Claire is a visionary artist and performer from Kansas City, US, currently a student at Kansas City Art Institute. Since her internship at The Nelson-Atkins Museum of Art, she has been travelling around the world volunteering for charities as according to her, “there’s nothing more rewarding”. Her preferred vacation style is “spending some time doing something good for somebody else and leaving a positive impact with my murals”. So far, she has left murals in Indonesia and Costa Rica.
On her Phuket travels, Claire met the Good Shepherd Sisters, charity workers who empower, enhance dignity, support self-sufficiency and build esteem for those excluded from society. She was touched by the volunteers’ hard work and people’s generous donations and sacrifice for the St. Euphrasia BanYa Literacy Centre which helps children access high-quality, long-term education in Thailand and Myanmar.
As an artist, Claire has her own belief in doing something good for the children. According to her research, “visual information in environments in which we live, work and learn in have an impact on our capacity to do those things. So the more beautiful spaces are, the more our capacity to learn and to be positive, to be proud and to be happy”. So she decided to create another mural to show her support and appreciation.
Claire wanted the children to be able to see something beautiful every single day, something beautiful in their own eyes, so she asked a few students to actively participate in the mural painting, giving them free rein to use their creativity and imagination.
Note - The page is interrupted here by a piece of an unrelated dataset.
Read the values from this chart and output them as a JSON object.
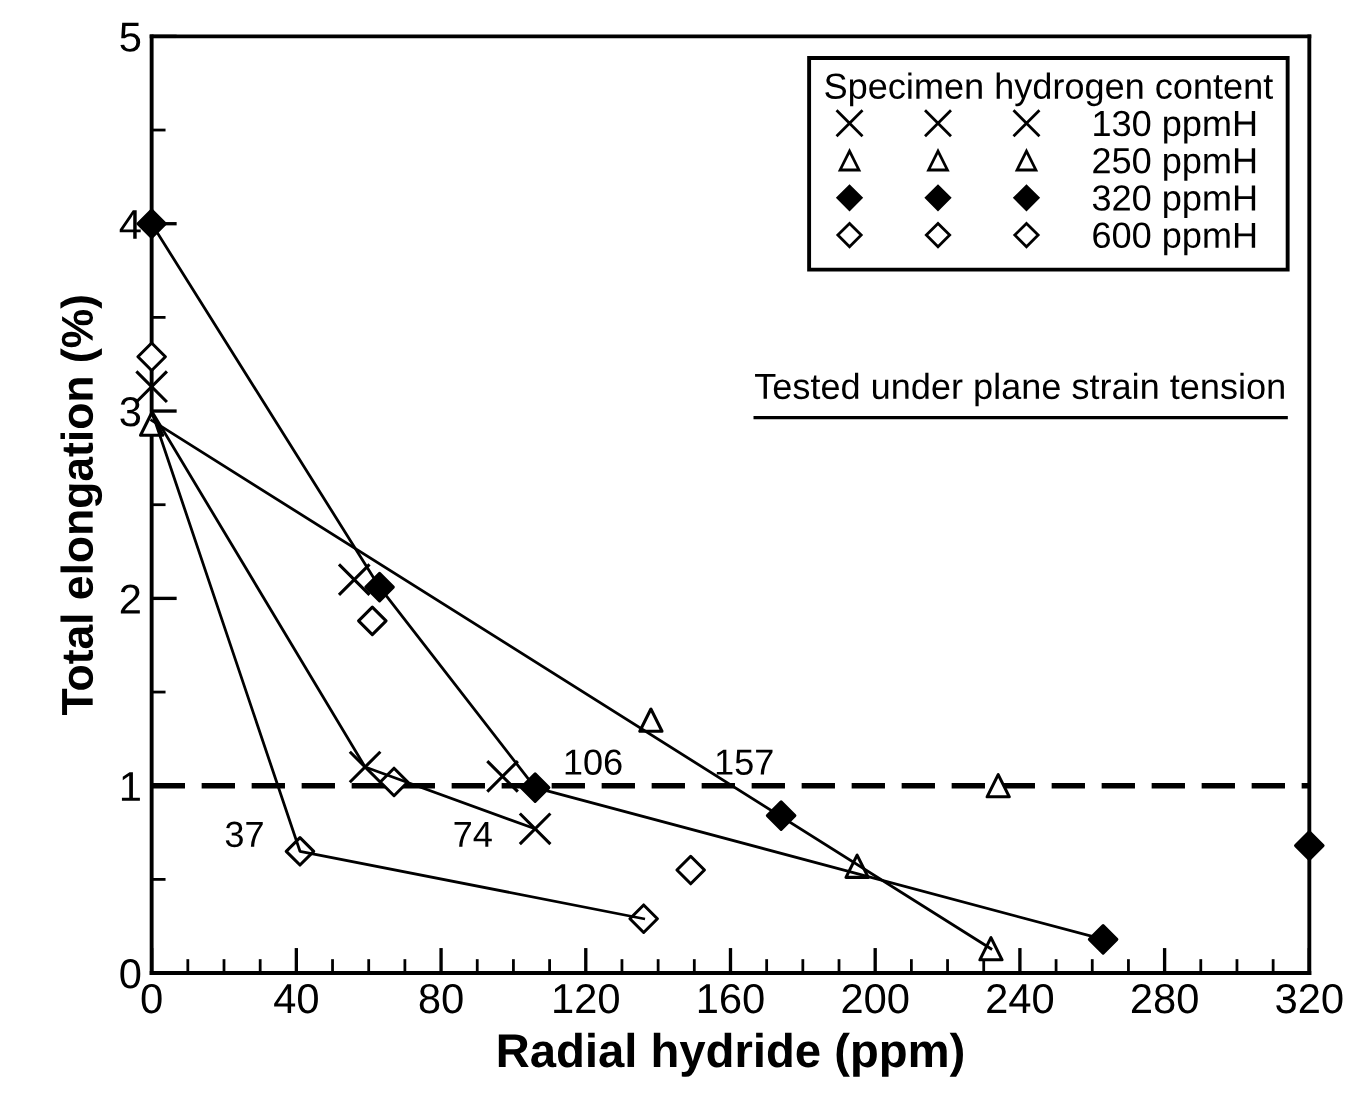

“Long term, it’s going to have a positive impact on their learning, letting them know that people are listening, people do care and people do come to help them and beautify the spaces for them. Beautiful spaces will lift up their self-esteem and their ability to learn,” Claire believes.
Before the painting started, I asked Claire what kind of mural was on her mind or what subject she was intending to paint. She told me that she had no idea as it really depends on her co-painters, meaning the students who were about to paint the background for her. In her own words, “taking the energy, curiosity, the smiley faces and the exciting moments, letting them flow in my mural. Letting the children paint the background, I’ll form a mural painting afterwards. It’s going to be very challenging for me”.
Five BanYa students painted the background with colours directly from paint buckets. What they created was almost like children’s graffiti with different geometric shapes, dots, lines and palm prints on the 10x10-foot canvas.
The real challenge for Claire was to see through the pell-mell colours of the background and contrive something beautiful from the lovely children. Claire’s part was more impressionism with subjects such as an elephant – the common symbol in Thailand for bravery and strength – in blue to represent the monarchy of Thailand. The lotus flowers – which thrive from beneath the muddy water and bloom with wonderful colours, shapes and fragrance – symbolise rebirth, beauty and growing through hard times, and Claire chose yellow to present the royal colour of the King. The lotus flowers frame the elephant, acting as a crown and collar, regal signs of adornment. Butterflies – the most free-willed creature in our world, and for Claire omens of good luck and resurrection of life – emerge from the side of the elephant.
These different elements, together with the background, might usually be regarded as separate and independent factions that few people would combine. But with Claire’s imagination, delicate hands and loving heart, she brings them together. The visual collision and fusion she creates is a rare experience that she named Regal Blossom.
The painting breaks the boundaries between the genres. It is free to drift. Art requires both a boundless creativity and an unfettered aesthetic. And Claire achieves this. Both parts contain momentum and the enthusiasm of the painters. If I was not there observing from the beginning, perhaps I would never have guessed that this harmonious mural was co-painted by BanYa students and Claire.
In this utilitarian era, children need to learn useful knowledge and enrich themselves. But at the same time, they need to slow down to appreciate beautiful things and nurture spirituality in their lives. They need to use their eyes to observe the greatness of art, and their hearts to read and feel the artists’ understanding of beauty, life, social class, spirit of the times and even different national cultures.
Arts education is life-enhancing, it’s central to children’s development and it’s invaluable in stimulating creative thinking. Indeed, arts education makes an important contribution to the wider goal of developing creativity in our society and economy. One of the most crucial roles of teachers is developing young minds through exploration, discovery and creativity. Arts education embraces both artistic education – that is the child making art – and aesthetic education – the child as a receiver of art.
As W.B. Yeats said, “Education is not the filling of a pail, but the lighting of a fire”. In this, Claire set us an example.